1 thought on “More socialized medicine “data””

  1. Many casual advocates propose financing this by cutting military expenditures. It’s seductive to claim that money spent pacifying/reconstructing Iraq would be better spent on the taxpayers who raised that money. It’s difficult to hear one news story about exorbitant no-bid government contracts, industry bailouts, or massive farm subsidies, and then hear another story about how the government is strapped for cash and can’t afford silly things like education and health care (effectiveness of those aside).

    Do you have a counterpoint to the claim that US per-patient spending is much higher than in socialized systems? If we get higher quality care, shouldn’t we be ranked first? How was that ranking done (yeah, I read the first link)? Excluding the uninsured, shouldn’t we see lower rates of preventable diseases and longer lifespans? After all, since the insured are paying their own way, don’t they have extra incentive to stay healthy? Also, since our system is privatized, shouldn’t our costs be lower, since both insurance companies and private hospitals have a strong incentive to minimize costs?

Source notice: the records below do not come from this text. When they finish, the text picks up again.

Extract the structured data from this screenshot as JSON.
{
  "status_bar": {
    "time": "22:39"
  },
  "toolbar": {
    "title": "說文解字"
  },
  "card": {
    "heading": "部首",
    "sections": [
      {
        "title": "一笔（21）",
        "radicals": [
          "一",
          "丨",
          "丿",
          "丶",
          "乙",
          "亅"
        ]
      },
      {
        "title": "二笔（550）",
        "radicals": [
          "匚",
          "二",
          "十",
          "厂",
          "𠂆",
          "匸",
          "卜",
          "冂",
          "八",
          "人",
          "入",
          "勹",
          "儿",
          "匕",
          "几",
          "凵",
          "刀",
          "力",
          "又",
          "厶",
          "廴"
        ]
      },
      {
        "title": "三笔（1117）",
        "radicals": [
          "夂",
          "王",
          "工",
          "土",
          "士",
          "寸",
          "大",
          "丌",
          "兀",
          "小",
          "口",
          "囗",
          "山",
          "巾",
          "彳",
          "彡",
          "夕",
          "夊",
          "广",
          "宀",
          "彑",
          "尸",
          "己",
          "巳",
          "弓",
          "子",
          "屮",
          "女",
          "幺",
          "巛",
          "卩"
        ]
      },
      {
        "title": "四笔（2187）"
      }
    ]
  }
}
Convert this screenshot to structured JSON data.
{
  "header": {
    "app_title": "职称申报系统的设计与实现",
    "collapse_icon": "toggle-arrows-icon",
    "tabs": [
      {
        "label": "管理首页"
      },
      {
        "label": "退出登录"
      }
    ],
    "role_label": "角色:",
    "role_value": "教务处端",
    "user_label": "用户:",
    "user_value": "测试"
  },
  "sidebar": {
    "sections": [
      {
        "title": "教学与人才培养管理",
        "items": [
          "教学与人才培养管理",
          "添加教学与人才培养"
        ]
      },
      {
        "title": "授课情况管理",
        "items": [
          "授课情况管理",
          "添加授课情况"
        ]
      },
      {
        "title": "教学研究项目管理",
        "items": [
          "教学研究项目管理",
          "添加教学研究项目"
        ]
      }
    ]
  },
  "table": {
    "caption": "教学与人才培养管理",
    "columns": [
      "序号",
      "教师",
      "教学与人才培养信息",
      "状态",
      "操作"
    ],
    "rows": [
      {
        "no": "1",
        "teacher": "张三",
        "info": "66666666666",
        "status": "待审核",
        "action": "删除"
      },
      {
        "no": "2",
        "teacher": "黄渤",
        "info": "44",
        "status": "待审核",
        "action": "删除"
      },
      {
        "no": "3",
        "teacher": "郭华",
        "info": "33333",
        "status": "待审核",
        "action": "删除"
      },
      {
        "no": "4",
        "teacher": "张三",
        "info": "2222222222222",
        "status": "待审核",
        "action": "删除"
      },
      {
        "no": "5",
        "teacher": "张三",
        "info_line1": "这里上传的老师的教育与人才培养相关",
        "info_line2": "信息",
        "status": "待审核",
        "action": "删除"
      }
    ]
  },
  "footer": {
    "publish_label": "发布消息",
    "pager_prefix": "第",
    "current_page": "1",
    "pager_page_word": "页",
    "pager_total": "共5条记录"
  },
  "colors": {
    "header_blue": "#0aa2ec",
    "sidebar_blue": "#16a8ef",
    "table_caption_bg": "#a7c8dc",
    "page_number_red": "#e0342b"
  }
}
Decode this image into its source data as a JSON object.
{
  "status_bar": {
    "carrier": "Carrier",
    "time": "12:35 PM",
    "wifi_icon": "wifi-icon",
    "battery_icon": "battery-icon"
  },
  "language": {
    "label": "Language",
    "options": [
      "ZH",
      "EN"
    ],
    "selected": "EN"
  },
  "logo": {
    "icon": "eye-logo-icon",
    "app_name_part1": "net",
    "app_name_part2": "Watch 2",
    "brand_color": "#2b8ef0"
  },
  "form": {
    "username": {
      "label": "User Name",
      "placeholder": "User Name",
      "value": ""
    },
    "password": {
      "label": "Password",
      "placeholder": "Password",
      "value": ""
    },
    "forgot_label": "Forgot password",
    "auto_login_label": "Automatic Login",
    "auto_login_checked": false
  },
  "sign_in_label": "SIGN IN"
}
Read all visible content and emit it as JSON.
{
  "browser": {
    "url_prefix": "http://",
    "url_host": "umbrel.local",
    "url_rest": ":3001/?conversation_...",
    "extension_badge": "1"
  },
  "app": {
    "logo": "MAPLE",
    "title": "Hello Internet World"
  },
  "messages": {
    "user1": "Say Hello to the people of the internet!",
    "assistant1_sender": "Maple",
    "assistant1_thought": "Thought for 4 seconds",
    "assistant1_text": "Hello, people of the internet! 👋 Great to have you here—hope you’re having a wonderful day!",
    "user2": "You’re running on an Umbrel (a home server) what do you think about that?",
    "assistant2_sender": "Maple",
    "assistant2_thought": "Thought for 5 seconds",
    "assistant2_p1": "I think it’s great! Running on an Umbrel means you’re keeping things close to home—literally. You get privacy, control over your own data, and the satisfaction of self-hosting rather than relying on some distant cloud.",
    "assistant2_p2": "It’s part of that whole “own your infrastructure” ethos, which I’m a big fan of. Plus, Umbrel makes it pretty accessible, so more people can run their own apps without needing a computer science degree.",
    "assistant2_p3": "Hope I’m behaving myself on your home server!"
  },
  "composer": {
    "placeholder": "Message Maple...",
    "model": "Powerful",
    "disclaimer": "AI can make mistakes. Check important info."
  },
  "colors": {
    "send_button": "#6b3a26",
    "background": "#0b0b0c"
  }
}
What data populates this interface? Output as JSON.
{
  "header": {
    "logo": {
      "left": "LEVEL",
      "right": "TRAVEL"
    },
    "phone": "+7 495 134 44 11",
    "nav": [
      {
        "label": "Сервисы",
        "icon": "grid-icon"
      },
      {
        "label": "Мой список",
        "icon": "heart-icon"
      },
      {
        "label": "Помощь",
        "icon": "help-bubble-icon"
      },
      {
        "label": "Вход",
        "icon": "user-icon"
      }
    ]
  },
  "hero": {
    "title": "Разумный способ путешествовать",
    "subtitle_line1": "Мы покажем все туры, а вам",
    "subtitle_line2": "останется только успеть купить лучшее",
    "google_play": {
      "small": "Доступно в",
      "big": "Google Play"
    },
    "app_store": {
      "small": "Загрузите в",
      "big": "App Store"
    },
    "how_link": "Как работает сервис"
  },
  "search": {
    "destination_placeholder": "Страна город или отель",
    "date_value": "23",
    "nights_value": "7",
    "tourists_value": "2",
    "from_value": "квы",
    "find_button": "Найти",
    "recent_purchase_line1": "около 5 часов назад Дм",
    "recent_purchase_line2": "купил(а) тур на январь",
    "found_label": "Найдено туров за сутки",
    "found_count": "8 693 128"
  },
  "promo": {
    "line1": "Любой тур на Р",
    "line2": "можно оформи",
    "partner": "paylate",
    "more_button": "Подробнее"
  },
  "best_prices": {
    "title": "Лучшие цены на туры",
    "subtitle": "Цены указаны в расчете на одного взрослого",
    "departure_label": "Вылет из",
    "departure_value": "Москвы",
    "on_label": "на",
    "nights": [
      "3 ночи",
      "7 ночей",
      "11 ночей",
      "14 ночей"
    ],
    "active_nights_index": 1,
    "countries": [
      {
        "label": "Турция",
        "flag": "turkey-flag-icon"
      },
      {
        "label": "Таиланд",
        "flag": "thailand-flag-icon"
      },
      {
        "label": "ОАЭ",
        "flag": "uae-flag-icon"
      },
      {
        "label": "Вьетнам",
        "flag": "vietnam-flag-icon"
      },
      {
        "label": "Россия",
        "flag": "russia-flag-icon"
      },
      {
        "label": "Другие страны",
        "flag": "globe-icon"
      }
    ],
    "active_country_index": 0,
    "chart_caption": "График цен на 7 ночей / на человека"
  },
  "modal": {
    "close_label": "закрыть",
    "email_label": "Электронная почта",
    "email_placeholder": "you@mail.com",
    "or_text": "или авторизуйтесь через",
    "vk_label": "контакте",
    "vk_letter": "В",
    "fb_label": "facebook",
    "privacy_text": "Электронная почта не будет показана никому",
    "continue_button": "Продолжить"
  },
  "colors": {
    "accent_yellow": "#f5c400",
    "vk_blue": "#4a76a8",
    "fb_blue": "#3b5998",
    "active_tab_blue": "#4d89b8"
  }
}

    If you’re against government subsidized health care, are you also against forcing private companies to provide health plans to their employees? It seems like an unreasonable drain on employers who could otherwise hire more workers, who could then (theoretically) buy their own coverage. Isn’t compulsory coverage just a way of sweeping the expense under the rug?

    In fact, why care for the sick, elderly, or young at all? We could have an amazing economy if we just harvested the viable organs of non-workers and used the rest for fertilizer. Do I hear you coughing over there? Boom! Headshot!